The folk wisdom connecting foot size or height to penis size has a grain of truth, but only a grain. A study published in Translational Andrology and Urology found that height, weight, BMI, foot size, and nose size all showed some statistical association with penile circumference in initial analysis. But when the researchers controlled for overlapping variables, only body weight and testicle size remained significant predictors of girth. For length, BMI was a significant predictor, but in the wrong direction: higher BMI correlated with shorter measured length, largely because a thicker fat pad buries more of the shaft.
In practical terms, these correlations are weak. A tall man with large feet is only marginally more likely to have a larger penis than a shorter man. You cannot make any meaningful prediction about an individual based on their shoe size or height.
When Size Is a Medical Concern
The clinical threshold for a micropenis in adults is a stretched or erect length under about 3.7 inches (9.3 cm), which places someone more than 2.5 standard deviations below the mean.
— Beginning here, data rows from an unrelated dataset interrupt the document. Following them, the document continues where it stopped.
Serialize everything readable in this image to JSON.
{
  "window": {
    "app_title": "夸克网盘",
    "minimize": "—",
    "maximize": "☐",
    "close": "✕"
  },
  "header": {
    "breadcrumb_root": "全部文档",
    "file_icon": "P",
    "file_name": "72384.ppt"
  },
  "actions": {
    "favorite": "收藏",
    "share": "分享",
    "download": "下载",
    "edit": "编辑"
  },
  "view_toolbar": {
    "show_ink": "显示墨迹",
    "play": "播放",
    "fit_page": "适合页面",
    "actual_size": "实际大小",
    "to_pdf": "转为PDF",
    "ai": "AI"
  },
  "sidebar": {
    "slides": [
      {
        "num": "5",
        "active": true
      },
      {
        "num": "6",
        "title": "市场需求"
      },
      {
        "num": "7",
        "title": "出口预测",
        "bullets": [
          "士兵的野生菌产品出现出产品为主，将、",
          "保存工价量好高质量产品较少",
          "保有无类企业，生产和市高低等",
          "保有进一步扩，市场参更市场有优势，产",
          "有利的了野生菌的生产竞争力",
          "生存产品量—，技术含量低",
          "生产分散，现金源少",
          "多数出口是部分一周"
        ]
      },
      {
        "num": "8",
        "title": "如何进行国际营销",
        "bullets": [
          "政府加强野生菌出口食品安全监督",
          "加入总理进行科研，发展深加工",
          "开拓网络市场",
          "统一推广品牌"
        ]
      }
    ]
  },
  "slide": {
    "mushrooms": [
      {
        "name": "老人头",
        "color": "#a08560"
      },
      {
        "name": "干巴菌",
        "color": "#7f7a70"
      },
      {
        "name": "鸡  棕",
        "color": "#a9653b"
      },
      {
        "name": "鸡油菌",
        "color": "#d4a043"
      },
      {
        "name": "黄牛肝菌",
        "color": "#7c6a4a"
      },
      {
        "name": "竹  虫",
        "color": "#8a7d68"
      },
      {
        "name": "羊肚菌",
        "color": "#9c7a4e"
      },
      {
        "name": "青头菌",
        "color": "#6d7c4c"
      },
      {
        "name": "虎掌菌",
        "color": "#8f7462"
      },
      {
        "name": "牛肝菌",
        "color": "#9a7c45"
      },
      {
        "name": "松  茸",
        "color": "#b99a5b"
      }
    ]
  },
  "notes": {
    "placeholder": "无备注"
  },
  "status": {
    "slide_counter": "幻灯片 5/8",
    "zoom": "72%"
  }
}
This applies to roughly 2.5% of men or fewer. A micropenis is typically identified in infancy and is sometimes linked to hormonal conditions that can be treated early. For adults, it’s a formal diagnosis that may qualify someone for specific medical interventions if desired.
Outside of that threshold, variation within the normal range has no medical significance. Size does not correlate with fertility, urinary function, or the ability to have satisfying sexual experiences.